Future of Travel Retail: Bridging the experiential gap in travel retailing

Future of Travel Retail: Bridging the experiential gap in travel retailing

Travelport chief marketing officer Jen Catto addressed this week’s event in Dubai

An ‘experiential gap’ between how much people enjoy travelling versus the booking of it has revealed how far the sector is behind other areas of online retailing.

A consumer survey for Travelport found that while people would give up many other aspects of life to travel and 64% say they love to travel only 26% love booking it.

Travelport’s Future of Travel Retailing conference in Dubai this week was told by chief marketing officer Jen Catto that it is time travel retail “felt like the internet”.

“Travel retail is an emotional experience because travel is an emotional experience,” Catto said. 

“Travel does not begin the moment you get on a plane, it starts at the moment you decide where to go and that begins with having to book. 

“At Travelport, we are driven by our mission to deliver modern retail capabilities…enabling our customers to sell travel better, faster and with more innovation.”

Catto cited how electric car manufacturer Tesla has turned vehicle retailing on its head by having showrooms rather than sales-driven dealerships enabling customers to buy online.

And in the banking sector, disruptors like Revolut forced the hand of traditional banks which created Zelle taking a lot of the pain and hidden fees away from customers, she said.

“We really need to innovate together.
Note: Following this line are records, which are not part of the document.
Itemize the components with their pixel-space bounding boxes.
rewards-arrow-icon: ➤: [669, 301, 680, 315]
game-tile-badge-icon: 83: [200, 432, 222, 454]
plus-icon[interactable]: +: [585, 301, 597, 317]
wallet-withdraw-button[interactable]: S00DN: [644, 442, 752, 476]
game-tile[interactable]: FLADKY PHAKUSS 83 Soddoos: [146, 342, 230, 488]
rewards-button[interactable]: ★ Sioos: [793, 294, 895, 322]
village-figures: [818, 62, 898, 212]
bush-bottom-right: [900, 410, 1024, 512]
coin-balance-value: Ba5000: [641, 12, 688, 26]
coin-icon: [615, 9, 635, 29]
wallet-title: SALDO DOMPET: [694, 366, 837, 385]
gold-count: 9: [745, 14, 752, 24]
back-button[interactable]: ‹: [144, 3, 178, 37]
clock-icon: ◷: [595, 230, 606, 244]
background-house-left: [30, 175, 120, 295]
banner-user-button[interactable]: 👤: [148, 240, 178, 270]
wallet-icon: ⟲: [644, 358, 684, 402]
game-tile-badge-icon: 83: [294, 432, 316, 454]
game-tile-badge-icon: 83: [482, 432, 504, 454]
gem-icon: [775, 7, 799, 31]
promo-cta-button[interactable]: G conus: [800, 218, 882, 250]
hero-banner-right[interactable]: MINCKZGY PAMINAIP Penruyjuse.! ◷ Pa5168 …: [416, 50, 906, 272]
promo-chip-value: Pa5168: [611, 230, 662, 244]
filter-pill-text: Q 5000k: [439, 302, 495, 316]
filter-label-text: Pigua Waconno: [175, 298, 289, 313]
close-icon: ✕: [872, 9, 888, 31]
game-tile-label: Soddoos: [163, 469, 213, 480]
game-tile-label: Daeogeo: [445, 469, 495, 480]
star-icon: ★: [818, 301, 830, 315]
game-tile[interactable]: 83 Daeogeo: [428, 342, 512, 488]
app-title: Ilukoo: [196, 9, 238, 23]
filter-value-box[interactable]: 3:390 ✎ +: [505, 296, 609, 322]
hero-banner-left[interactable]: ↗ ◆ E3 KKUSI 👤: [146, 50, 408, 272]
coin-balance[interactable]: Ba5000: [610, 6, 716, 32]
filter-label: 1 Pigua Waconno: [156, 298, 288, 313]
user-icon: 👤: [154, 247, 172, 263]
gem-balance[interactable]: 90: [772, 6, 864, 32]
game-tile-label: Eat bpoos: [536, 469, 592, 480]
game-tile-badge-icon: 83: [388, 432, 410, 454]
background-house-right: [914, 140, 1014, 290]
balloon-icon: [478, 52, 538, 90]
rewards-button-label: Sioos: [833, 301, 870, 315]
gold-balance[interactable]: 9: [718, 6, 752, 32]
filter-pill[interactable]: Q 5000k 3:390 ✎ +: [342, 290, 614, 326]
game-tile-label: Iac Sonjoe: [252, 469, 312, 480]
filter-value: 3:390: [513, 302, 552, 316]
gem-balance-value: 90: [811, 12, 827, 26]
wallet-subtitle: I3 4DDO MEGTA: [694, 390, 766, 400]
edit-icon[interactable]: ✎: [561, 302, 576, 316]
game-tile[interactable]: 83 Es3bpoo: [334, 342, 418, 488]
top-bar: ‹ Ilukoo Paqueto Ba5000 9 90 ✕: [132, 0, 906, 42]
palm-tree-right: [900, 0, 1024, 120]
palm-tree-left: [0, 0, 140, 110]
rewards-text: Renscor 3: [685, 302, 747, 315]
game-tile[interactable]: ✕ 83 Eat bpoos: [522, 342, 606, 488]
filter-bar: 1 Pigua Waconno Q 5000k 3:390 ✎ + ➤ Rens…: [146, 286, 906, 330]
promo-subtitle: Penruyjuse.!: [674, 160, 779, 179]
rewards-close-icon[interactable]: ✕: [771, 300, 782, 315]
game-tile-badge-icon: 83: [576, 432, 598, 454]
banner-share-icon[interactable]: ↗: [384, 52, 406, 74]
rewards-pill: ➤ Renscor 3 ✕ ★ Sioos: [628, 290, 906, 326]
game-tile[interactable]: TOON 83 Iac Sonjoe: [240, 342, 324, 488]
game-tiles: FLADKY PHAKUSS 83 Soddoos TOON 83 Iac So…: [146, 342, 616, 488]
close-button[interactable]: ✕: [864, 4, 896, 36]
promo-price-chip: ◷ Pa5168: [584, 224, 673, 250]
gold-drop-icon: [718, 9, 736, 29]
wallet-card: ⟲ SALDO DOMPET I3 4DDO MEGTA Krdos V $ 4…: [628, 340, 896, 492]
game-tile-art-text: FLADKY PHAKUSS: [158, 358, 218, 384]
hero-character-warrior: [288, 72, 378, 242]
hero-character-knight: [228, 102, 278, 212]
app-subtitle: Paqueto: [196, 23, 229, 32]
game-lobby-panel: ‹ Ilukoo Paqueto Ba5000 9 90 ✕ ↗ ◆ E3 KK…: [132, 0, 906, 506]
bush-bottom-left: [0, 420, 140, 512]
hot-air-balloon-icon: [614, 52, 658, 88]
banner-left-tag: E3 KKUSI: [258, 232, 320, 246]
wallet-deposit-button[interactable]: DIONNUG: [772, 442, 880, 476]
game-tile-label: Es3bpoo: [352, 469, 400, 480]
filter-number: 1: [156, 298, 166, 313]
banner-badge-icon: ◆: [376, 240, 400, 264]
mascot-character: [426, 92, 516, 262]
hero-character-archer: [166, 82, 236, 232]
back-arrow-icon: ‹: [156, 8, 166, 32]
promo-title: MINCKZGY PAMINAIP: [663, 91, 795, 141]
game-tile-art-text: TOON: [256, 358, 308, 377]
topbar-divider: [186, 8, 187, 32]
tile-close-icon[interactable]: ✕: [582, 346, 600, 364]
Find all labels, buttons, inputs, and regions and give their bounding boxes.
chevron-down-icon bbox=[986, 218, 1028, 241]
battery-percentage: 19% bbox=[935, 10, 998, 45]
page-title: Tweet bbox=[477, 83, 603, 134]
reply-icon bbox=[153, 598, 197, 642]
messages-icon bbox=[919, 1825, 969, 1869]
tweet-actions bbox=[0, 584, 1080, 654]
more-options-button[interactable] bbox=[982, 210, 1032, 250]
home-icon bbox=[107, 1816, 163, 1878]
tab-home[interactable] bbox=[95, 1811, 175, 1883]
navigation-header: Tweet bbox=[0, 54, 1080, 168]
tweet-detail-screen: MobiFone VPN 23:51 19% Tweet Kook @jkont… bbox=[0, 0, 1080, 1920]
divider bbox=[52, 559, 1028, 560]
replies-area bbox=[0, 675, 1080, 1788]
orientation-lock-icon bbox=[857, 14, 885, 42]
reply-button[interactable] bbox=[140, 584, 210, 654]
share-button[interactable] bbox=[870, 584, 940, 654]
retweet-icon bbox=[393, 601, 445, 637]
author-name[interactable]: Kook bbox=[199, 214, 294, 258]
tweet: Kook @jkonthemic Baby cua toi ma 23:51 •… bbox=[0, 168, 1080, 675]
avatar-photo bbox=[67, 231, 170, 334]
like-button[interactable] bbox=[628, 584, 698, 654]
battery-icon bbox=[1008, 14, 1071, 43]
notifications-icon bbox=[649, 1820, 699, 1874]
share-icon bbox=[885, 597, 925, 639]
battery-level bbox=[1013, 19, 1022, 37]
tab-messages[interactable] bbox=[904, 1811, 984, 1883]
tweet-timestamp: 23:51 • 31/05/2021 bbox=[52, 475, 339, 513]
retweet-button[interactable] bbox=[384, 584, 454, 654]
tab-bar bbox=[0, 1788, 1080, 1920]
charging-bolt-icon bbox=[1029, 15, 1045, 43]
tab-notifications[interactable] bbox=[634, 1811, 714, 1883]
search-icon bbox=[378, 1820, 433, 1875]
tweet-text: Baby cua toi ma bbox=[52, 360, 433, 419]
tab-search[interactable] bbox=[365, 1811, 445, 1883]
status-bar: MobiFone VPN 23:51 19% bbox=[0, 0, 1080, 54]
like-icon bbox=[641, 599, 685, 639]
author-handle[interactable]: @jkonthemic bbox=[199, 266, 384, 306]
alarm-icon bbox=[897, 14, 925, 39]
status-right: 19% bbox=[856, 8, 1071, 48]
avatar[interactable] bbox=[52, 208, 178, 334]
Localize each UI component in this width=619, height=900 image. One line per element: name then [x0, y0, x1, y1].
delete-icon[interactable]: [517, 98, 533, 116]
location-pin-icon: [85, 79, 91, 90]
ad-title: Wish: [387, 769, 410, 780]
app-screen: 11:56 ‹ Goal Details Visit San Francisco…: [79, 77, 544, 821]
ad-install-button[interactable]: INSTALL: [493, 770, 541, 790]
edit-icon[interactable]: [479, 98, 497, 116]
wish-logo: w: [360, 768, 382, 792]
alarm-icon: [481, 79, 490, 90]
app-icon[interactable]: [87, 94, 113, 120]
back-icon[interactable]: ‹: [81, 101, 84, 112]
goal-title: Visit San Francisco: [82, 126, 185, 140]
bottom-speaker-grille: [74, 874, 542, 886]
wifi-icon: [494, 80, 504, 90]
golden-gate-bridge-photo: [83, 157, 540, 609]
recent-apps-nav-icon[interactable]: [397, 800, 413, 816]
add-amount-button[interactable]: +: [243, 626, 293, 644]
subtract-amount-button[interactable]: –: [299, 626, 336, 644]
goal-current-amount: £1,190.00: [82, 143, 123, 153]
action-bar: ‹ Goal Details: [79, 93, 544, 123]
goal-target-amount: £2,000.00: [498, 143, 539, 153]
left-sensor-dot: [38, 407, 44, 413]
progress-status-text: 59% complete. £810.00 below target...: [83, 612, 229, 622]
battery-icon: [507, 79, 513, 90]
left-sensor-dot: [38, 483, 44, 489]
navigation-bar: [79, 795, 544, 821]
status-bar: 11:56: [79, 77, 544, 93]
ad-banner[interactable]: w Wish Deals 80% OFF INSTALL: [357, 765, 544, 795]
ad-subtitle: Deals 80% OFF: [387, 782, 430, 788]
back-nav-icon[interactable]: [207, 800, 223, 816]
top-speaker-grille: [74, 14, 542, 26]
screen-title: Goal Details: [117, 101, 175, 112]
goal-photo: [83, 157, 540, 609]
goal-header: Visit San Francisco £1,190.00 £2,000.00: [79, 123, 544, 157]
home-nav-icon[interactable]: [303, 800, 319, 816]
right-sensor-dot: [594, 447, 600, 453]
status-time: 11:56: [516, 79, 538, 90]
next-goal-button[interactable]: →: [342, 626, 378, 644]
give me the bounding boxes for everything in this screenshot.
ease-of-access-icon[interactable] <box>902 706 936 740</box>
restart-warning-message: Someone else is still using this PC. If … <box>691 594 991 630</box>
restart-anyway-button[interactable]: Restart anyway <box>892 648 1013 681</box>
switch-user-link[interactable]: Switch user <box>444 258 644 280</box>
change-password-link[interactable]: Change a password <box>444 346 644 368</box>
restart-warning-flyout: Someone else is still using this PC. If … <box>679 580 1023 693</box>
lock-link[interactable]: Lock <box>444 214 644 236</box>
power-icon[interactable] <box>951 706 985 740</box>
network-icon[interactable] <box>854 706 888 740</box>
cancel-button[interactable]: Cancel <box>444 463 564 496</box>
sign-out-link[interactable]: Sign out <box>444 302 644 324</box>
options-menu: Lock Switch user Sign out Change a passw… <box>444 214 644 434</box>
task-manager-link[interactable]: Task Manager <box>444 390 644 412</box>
If banking can do it, surely we can,” Catto told an audience of around 100 of Travelport’s top industry partners.

She added: “The thing about good digital experiences is they just work. How do we get travel retailing to work just like the internet in the way consumers expect it to?”

As well as rolling out its next-gen travel retail tech platform Travelport+, the Global Distribution System and technology developer intends to help agents tailor their offers to their customers’ needs using data collected about them.

Travelport+ will assist with this using Artificial Intelligence and what is known about the customer instead of the “old model” of throwing as much data in front of agents as possible and expecting them to use their expertise to filter it. 

Catto said Travelport plans to modernise travel’s outdated processes. She picked PNRs – Passenger Name Record database entries – as an example. “Is there anything more antiquated than pushing files round the internet that only one source can work on at any one time?” she said. 

“We plan to reinvent PNRs to help manage change must faster and to allow multiple parties to manage a change at the same time and distribute travel data closer to the end consumer making processes faster and cheaper and to enable a modern user experience.

“This is not eliminating competition, but it’s competing where it matters most - actually listening to the end traveller. Retailers should be curating and optimising for their needs, not just on price, and then compete on what matters most – their customers’ satisfaction.”